Release [MOD] AniDB.net scrapers for TV shows and Movies
#1
AniDB.net Scraper Mods for Anime TV shows and Movies
 
Image

So here finally are my mods of the AniDB.net scraper.

Installation
You can download and install both of them through my new repo:
repository.scudlee

AniDB.net Scraper Mod for Anime TV shows
Current version: 2.5.0
There are several major improvements to the TV show scraper:

New anime-list.xml
The scraper now uses my updated anime-list.xml by default. This list is significantly more complete the the old list, and being actively maintained. (Help very much welcome!)

Movie fanart support
Using the new anime-list.xml, the scraper can now retrieve movie fanart directly from themoviedb.org. Movies linked to TV shows will fetch both movie and TV fanart, prioritizing movie.
(Of course, this is intended more for the movie scraper, but if you want to stick with using one scraper, it also works here.)

Search improvements
Several tweaks to the search:
Shows distinguished by a year in brackets (e.g. Bakuman. (2012)) now match correctly.
Shows distinguished by a final apostrophe (i.e. Gintama' and Dog Days') now match correctly.
Some punctuation marks were preventing titles being scraped correctly in Frodo builds, this has been fixed.
Google search works again, should you want to use it.

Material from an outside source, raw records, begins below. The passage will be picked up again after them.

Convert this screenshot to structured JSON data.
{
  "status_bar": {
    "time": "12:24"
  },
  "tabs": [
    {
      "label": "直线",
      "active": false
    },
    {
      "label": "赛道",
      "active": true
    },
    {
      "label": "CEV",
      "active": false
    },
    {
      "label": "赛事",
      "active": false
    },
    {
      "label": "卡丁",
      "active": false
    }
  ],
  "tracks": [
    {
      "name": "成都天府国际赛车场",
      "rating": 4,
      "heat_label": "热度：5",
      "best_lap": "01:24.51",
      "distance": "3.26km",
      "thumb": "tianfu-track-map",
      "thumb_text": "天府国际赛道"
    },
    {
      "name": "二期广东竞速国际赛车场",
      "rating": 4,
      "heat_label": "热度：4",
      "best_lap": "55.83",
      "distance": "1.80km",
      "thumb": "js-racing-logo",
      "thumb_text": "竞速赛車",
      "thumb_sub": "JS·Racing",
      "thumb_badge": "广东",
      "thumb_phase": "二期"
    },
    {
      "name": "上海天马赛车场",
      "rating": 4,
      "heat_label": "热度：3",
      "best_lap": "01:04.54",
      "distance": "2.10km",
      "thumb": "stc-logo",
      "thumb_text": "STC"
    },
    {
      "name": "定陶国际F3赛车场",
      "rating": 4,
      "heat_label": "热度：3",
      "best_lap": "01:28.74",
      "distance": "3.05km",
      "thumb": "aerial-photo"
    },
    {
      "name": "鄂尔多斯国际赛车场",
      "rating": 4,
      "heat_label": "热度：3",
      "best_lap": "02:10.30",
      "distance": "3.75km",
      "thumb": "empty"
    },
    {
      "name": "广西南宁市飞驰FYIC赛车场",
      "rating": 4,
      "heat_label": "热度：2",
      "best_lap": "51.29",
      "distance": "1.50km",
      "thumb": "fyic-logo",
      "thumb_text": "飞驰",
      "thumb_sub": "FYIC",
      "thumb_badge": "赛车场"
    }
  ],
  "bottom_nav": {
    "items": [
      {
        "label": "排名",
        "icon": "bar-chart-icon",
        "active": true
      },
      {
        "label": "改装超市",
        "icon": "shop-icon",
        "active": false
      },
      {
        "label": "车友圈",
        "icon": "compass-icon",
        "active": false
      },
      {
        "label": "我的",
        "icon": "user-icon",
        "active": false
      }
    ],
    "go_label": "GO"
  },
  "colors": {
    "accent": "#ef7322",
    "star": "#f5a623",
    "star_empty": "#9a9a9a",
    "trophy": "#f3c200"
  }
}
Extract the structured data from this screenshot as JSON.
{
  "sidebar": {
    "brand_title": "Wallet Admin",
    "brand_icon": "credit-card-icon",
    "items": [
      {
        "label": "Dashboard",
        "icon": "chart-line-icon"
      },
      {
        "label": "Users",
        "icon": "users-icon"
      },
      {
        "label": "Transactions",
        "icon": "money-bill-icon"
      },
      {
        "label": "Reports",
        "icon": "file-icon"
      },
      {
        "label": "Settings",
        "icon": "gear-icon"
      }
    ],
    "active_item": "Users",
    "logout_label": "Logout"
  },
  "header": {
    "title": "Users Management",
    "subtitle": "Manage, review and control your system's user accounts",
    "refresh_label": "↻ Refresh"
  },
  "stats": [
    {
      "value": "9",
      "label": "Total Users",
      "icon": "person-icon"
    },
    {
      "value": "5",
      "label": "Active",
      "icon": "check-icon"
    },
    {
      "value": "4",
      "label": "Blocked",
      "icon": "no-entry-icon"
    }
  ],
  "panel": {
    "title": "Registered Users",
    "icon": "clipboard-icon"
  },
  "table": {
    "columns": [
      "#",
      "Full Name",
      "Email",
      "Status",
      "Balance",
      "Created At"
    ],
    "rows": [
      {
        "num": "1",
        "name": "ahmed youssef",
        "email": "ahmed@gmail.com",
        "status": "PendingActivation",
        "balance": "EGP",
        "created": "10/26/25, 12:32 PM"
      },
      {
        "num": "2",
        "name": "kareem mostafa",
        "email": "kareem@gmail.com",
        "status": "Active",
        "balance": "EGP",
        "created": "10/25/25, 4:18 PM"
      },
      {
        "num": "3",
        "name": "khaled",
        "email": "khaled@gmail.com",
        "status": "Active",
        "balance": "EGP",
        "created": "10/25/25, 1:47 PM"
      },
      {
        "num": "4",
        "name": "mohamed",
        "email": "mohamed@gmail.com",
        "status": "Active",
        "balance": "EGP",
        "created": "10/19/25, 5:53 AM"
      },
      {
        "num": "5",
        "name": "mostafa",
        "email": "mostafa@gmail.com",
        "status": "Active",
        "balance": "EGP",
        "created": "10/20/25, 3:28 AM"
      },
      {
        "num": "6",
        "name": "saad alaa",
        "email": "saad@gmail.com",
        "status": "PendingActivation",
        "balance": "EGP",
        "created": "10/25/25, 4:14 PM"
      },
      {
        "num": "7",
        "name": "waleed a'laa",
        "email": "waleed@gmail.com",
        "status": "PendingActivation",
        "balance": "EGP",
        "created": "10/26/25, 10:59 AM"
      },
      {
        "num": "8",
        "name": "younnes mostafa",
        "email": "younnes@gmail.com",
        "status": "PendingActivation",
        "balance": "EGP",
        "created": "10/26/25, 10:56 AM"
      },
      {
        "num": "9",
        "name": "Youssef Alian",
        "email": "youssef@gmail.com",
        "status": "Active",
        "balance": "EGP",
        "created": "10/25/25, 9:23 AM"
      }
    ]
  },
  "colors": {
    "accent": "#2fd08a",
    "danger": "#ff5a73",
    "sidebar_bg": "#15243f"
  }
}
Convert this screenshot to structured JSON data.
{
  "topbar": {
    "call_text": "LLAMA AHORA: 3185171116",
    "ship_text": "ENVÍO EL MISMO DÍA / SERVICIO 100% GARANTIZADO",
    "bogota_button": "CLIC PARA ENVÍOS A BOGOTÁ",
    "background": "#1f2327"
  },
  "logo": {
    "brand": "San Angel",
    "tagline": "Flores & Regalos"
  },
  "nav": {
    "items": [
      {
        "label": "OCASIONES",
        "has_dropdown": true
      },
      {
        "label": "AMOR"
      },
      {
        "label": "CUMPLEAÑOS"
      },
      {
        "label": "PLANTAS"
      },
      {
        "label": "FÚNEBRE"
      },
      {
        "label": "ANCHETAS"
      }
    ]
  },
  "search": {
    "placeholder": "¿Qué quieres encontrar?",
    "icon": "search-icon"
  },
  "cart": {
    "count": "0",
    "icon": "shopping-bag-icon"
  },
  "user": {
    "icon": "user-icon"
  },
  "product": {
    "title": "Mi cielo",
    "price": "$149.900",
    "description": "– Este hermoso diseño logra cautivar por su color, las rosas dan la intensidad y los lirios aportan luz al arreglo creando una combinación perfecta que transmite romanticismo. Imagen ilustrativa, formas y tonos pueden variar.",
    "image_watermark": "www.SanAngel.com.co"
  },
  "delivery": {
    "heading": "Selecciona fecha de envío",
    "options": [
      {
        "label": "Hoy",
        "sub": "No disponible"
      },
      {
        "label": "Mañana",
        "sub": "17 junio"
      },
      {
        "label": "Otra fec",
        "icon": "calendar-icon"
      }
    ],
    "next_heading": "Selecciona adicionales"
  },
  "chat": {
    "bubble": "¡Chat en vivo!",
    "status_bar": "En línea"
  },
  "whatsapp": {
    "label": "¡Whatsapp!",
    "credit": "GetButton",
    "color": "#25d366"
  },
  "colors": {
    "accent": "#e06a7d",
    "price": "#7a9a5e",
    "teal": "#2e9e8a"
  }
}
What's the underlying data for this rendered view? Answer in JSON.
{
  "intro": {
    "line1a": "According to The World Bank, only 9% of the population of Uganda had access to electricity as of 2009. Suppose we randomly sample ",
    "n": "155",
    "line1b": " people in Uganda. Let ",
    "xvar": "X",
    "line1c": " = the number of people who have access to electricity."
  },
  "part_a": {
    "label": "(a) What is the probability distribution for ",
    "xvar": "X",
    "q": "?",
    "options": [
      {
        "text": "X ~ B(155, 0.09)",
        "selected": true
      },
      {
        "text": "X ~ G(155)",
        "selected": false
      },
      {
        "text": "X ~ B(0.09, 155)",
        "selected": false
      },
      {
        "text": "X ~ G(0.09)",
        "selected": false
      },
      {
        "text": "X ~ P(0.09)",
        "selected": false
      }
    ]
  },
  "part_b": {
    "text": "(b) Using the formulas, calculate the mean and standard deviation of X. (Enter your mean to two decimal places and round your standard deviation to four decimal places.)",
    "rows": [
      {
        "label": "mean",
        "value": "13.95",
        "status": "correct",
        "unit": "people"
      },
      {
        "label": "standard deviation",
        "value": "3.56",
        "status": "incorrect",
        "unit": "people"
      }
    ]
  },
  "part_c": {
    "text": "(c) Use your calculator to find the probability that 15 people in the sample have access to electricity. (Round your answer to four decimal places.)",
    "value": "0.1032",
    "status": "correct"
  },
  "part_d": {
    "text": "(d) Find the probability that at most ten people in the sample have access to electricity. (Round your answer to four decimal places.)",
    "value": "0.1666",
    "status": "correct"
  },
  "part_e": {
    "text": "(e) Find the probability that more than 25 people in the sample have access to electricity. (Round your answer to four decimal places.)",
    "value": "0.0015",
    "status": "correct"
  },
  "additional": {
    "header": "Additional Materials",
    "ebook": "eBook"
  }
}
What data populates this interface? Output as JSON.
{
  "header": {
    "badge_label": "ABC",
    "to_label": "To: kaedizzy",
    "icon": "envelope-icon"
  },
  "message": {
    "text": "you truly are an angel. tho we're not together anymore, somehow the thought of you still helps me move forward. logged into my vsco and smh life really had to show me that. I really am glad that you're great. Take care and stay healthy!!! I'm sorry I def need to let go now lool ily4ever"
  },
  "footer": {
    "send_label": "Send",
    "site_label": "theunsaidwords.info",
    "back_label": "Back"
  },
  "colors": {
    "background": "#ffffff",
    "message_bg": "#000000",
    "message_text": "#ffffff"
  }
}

Support for OPs/EDs, trailers, etc.
OPs/EDs, Trailers, Parodies, Other are now treated as high-valued specials:
OPs/EDs "C": Season 0 Episodes 101-199 (e.g. S00E101)
Trailers "T": Season 0 Episodes 201-299
Parodies "P": Season 0 Episodes 301-399
Other "O": Season 0 Episodes 401-499
These "specials" will always be mapped to the end of the episode list, independent of your settings. I can change this if need be.
Note: This is only fully supported in Frodo builds. Eden will be slightly unpredictable.

Cast handling changes
Cast without a picture in AniDB are now included.
(Note: None of the following currently works because of changes in the xml returned by AniDB (episode data is no longer provided for the cast). The old scraper no longer works either, so both scrapers will appear to behave identically in this regard. I've included the change because if there's a way to get it working, they will be different.)
In XBMC, actors can be added to either TV shows or individual episodes. In the tvdb scraper, Main cast are only added to the TV Show, and guest stars to the episodes they appear in. In AniDB, the cast is split into three, Main, Secondary, and "appears in" (i.e guest stars). The old scraper would ignore the "appears in" cast completely, and add the main and secondary cast to both the TV show and the episodes they appear in (with an option to also ignore secondary cast). The Mod scraper follows the tvdb model: Main only to the show, "appears in" only to episodes, with an option to group Secondary with Main or "appears in".

1.1.0 Features
See Post#10

2.0.0 Features
See Post#270

2.1.0 Features
See Post#292

2.2.0 Features
See Post#663

2.3.0 Features
See Post#689

2.4.0 Features
See Post#724

2.5.0 Features
See Post#973

Planned improvements include: Support for the new thumb aspect feature (added 1.1.0), bugfix for empty plots returning a tag description (I have a fix but it's ugly) (added 1.1.0),... Suggestions welcome.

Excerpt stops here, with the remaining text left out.